Positioning herself in front of me, she throws her hands on her hips and levels her dark eyes at me.
The blue lighting filling the bar glows around her, and I realise how easily I could get used to looking up at her like this, shining brightly above me.
Slowly, she bends towards me, sliding her smooth palms against my stubble until she’s cradling my face.
‘Nobody knows us here – I’m sure of that.
It’s dark and crowded. No one will care if you touch me.
Where you touch me.’ A wicked grin spreads out those tempting dark red lips of hers, and I feel suddenly compelled to get down on my knees, completely under her spell, ready to fulfil her every command.
‘Please just come and dance with me. When will we get another chance to get lost in the music together?’
‘Cherry …’
‘Last time I was in the city, at the club, all I could think about when we were dancing was how badly I wanted to be with you. How badly I wanted to feel your body behind me, your hands on my hips.’
A groan rumbles in my throat because, fuck , if I haven’t dreamed of being able to do that too.
And here she is, dangling said dream in front of me with such ease.
My eyes cut beyond her, to the people flooding the dancefloor in the centre of the bar.
Bodies flow in a rhythm under the strobe lighting, pressed tightly together as they feel the waves of the music, barely any cracks amongst the throng of people for secrets to be spilled. To be noticed.
Would it be so bad? To let my hands wander freely in the darkness and have a taste of what it’d be like to be together in public? Not to have to hide?
‘And,’ she adds, ‘I never got to tick off staying at a club ’til close from my bucket list. I know it’s not a proper nightclub, but I think it would still count.’
Cherry must sense my defences slowly breaking down because she moves her hands from my jaw and holds one out in front of me instead. I close my eyes before sighing out the rest of my self-control and slide my fingers between hers. The happiness that lights up her eyes is reward enough.
Cherry leads us out of the booth towards the dancefloor, fingers pulsing against mine as we get closer.
We weave through the tightly packed, swaying crowd, bodies pressing and waving against us as we move into the centre.

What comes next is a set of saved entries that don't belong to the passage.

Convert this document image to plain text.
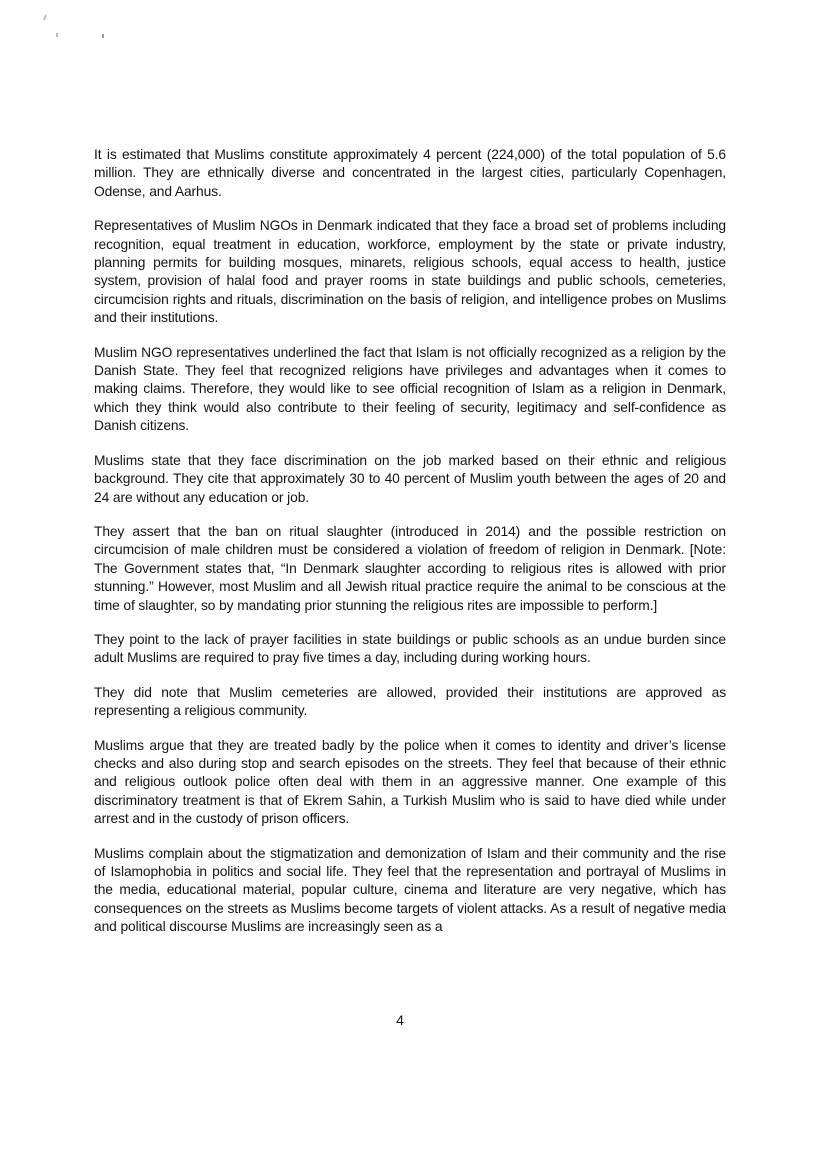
It is estimated that Muslims constitute approximately 4 percent (224,000) of the total population of 5.6 million. They are ethnically diverse and concentrated in the largest cities, particularly Copenhagen, Odense, and Aarhus.

Representatives of Muslim NGOs in Denmark indicated that they face a broad set of problems including recognition, equal treatment in education, workforce, employment by the state or private industry, planning permits for building mosques, minarets, religious schools, equal access to health, justice system, provision of halal food and prayer rooms in state buildings and public schools, cemeteries, circumcision rights and rituals, discrimination on the basis of religion, and intelligence probes on Muslims and their institutions.

Muslim NGO representatives underlined the fact that Islam is not officially recognized as a religion by the Danish State. They feel that recognized religions have privileges and advantages when it comes to making claims. Therefore, they would like to see official recognition of Islam as a religion in Denmark, which they think would also contribute to their feeling of security, legitimacy and self-confidence as Danish citizens.

Muslims state that they face discrimination on the job marked based on their ethnic and religious background. They cite that approximately 30 to 40 percent of Muslim youth between the ages of 20 and 24 are without any education or job.

They assert that the ban on ritual slaughter (introduced in 2014) and the possible restriction on circumcision of male children must be considered a violation of freedom of religion in Denmark. [Note: The Government states that, “In Denmark slaughter according to religious rites is allowed with prior stunning.” However, most Muslim and all Jewish ritual practice require the animal to be conscious at the time of slaughter, so by mandating prior stunning the religious rites are impossible to perform.]

They point to the lack of prayer facilities in state buildings or public schools as an undue burden since adult Muslims are required to pray five times a day, including during working hours.

They did note that Muslim cemeteries are allowed, provided their institutions are approved as representing a religious community.

Muslims argue that they are treated badly by the police when it comes to identity and driver’s license checks and also during stop and search episodes on the streets. They feel that because of their ethnic and religious outlook police often deal with them in an aggressive manner. One example of this discriminatory treatment is that of Ekrem Sahin, a Turkish Muslim who is said to have died while under arrest and in the custody of prison officers.

Muslims complain about the stigmatization and demonization of Islam and their community and the rise of Islamophobia in politics and social life. They feel that the representation and portrayal of Muslims in the media, educational material, popular culture, cinema and literature are very negative, which has consequences on the streets as Muslims become targets of violent attacks. As a result of negative media and political discourse Muslims are increasingly seen as a

4
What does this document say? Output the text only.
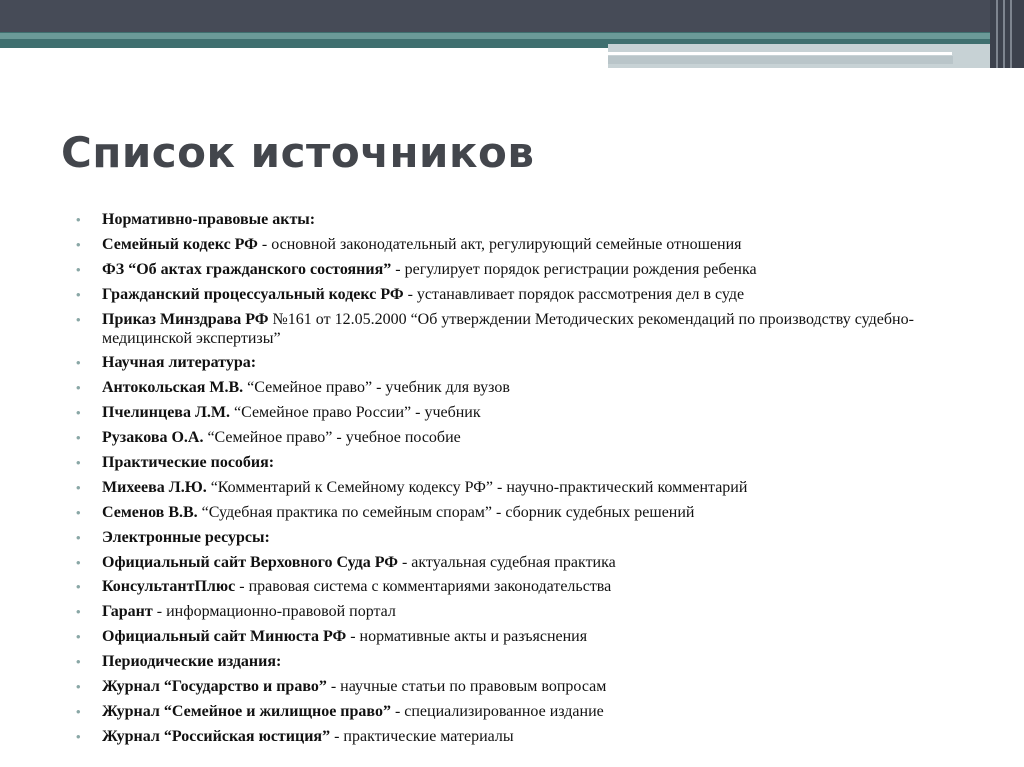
Список источников
• Нормативно-правовые акты:
• Семейный кодекс РФ - основной законодательный акт, регулирующий семейные отношения
• ФЗ “Об актах гражданского состояния” - регулирует порядок регистрации рождения ребенка
• Гражданский процессуальный кодекс РФ - устанавливает порядок рассмотрения дел в суде
• Приказ Минздрава РФ №161 от 12.05.2000 “Об утверждении Методических рекомендаций по производству судебно-медицинской экспертизы”
• Научная литература:
• Антокольская М.В. “Семейное право” - учебник для вузов
• Пчелинцева Л.М. “Семейное право России” - учебник
• Рузакова О.А. “Семейное право” - учебное пособие
• Практические пособия:
• Михеева Л.Ю. “Комментарий к Семейному кодексу РФ” - научно-практический комментарий
• Семенов В.В. “Судебная практика по семейным спорам” - сборник судебных решений
• Электронные ресурсы:
• Официальный сайт Верховного Суда РФ - актуальная судебная практика
• КонсультантПлюс - правовая система с комментариями законодательства
• Гарант - информационно-правовой портал
• Официальный сайт Минюста РФ - нормативные акты и разъяснения
• Периодические издания:
• Журнал “Государство и право” - научные статьи по правовым вопросам
• Журнал “Семейное и жилищное право” - специализированное издание
• Журнал “Российская юстиция” - практические материалы
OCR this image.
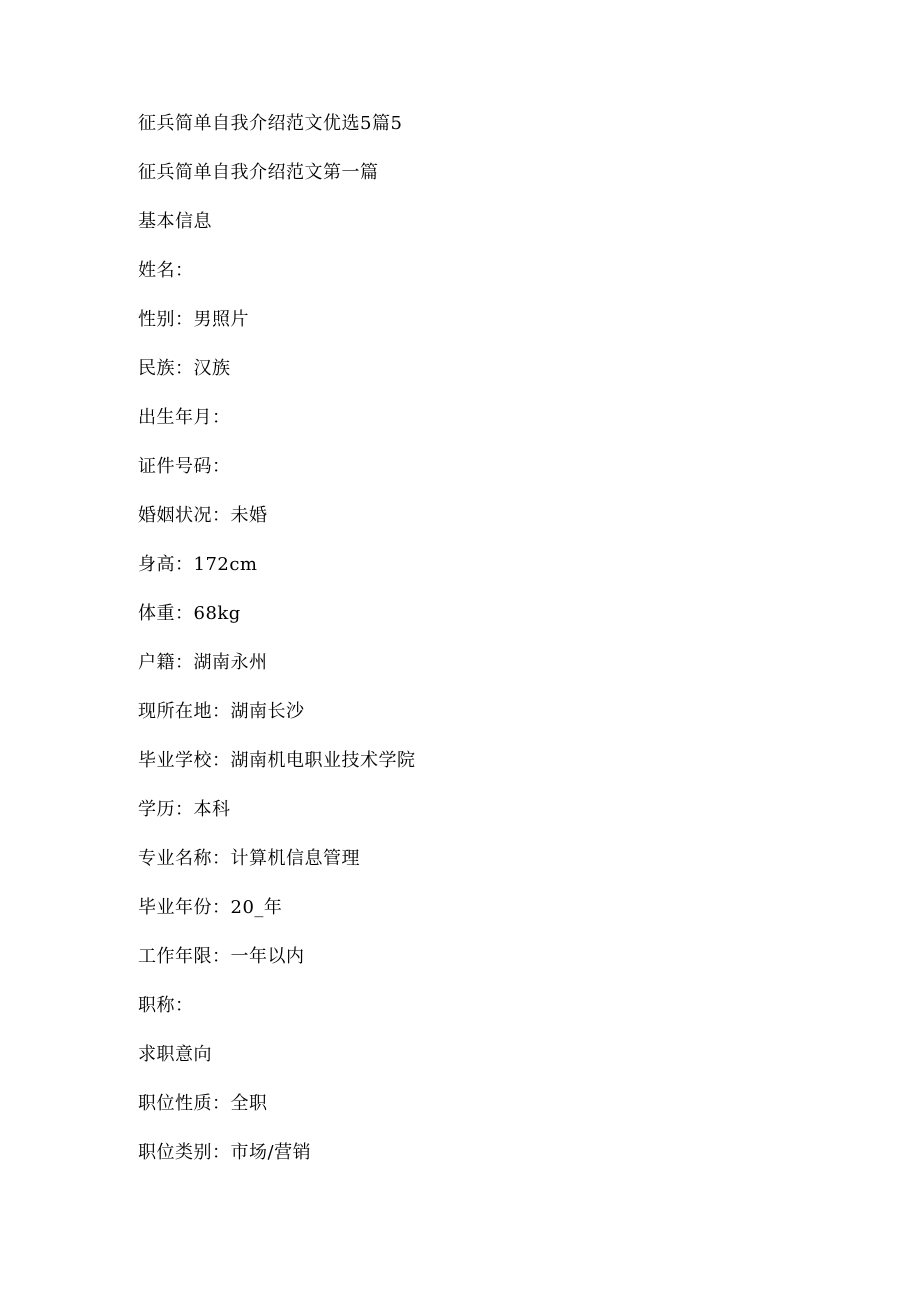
征兵简单自我介绍范文优选5篇5
征兵简单自我介绍范文第一篇
基本信息
姓名：
性别：男照片
民族：汉族
出生年月：
证件号码：
婚姻状况：未婚
身高：172cm
体重：68kg
户籍：湖南永州
现所在地：湖南长沙
毕业学校：湖南机电职业技术学院
学历：本科
专业名称：计算机信息管理
毕业年份：20_年
工作年限：一年以内
职称：
求职意向
职位性质：全职
职位类别：市场/营销
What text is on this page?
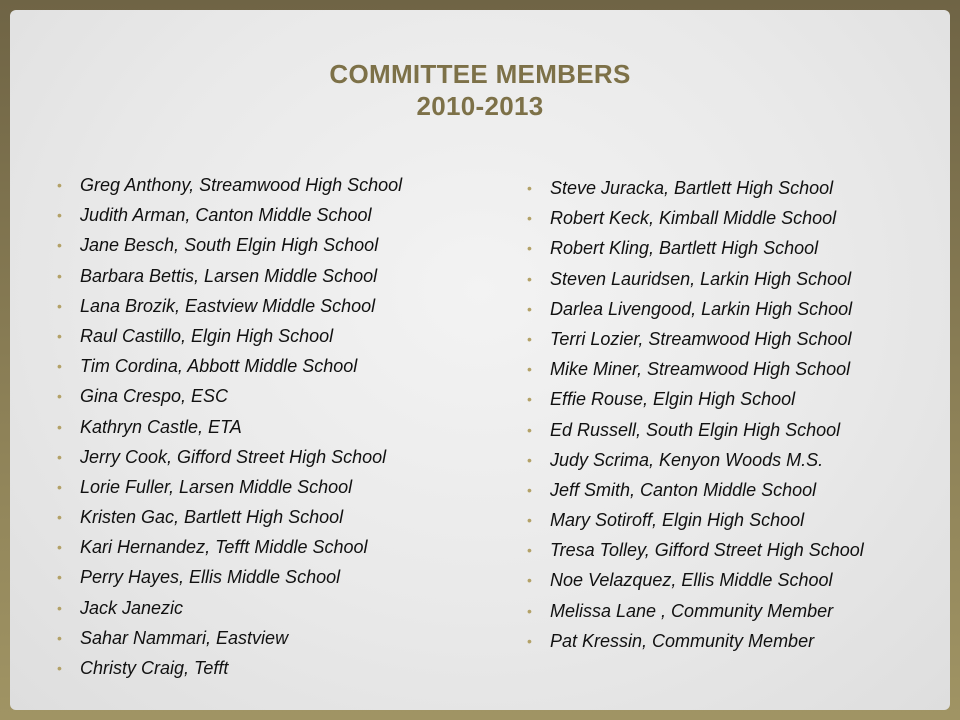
COMMITTEE MEMBERS
2010-2013
• Greg Anthony, Streamwood High School
• Judith Arman, Canton Middle School
• Jane Besch, South Elgin High School
• Barbara Bettis, Larsen Middle School
• Lana Brozik, Eastview Middle School
• Raul Castillo, Elgin High School
• Tim Cordina, Abbott Middle School
• Gina Crespo, ESC
• Kathryn Castle, ETA
• Jerry Cook, Gifford Street High School
• Lorie Fuller, Larsen Middle School
• Kristen Gac, Bartlett High School
• Kari Hernandez, Tefft Middle School
• Perry Hayes, Ellis Middle School
• Jack Janezic
• Sahar Nammari, Eastview
• Christy Craig, Tefft
• Steve Juracka, Bartlett High School
• Robert Keck, Kimball Middle School
• Robert Kling, Bartlett High School
• Steven Lauridsen, Larkin High School
• Darlea Livengood, Larkin High School
• Terri Lozier, Streamwood High School
• Mike Miner, Streamwood High School
• Effie Rouse, Elgin High School
• Ed Russell, South Elgin High School
• Judy Scrima, Kenyon Woods M.S.
• Jeff Smith, Canton Middle School
• Mary Sotiroff, Elgin High School
• Tresa Tolley, Gifford Street High School
• Noe Velazquez, Ellis Middle School
• Melissa Lane , Community Member
• Pat Kressin, Community Member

The further we submerge ourselves into the dancing throng, surrounded by movement and hidden from the world, the deeper I drop into the depths of liberation, the voices in my head quietening.
Freedom flows in my veins, and I slip my hands around Cherry’s waist, stopping her and tugging her towards me.
Her back presses against my chest, the heat of her body melting into mine as her hips start to sway, giving me a rhythm to move to as my hands drop to her hips.
Nails raking against my skin, she trails her hands up around my neck, brushing her fingers up the back of my head as she pushes her ass back against me, gliding her body side to side with the beat of the music.
I drop my lips to her neck, relishing the way her body arches instantly.
We stay like that until the lights end the night – my hot breath against her neck, our cheeks pressed together, as I grip her hips, letting them guide our movements, while a rainbow of flashing lights rain down on us.
There’s a heady rush of power that comes with holding her here, surrounded by so many people, being able to show off that she’s mine.
That I’m the lucky man that gets to embrace her, to be the one to listen to her worries and talk her to sleep, to make her smile, to hear the melody of her laugh and her sweet moans.
That I get to worship this masterpiece of a woman, no one else.
Even if this is the only time I get to experience this, to be with Cherry without any cares in the world weighing me down, it’ll be worth it.
Cherry Hensley.
The best bad decision I’ve ever made.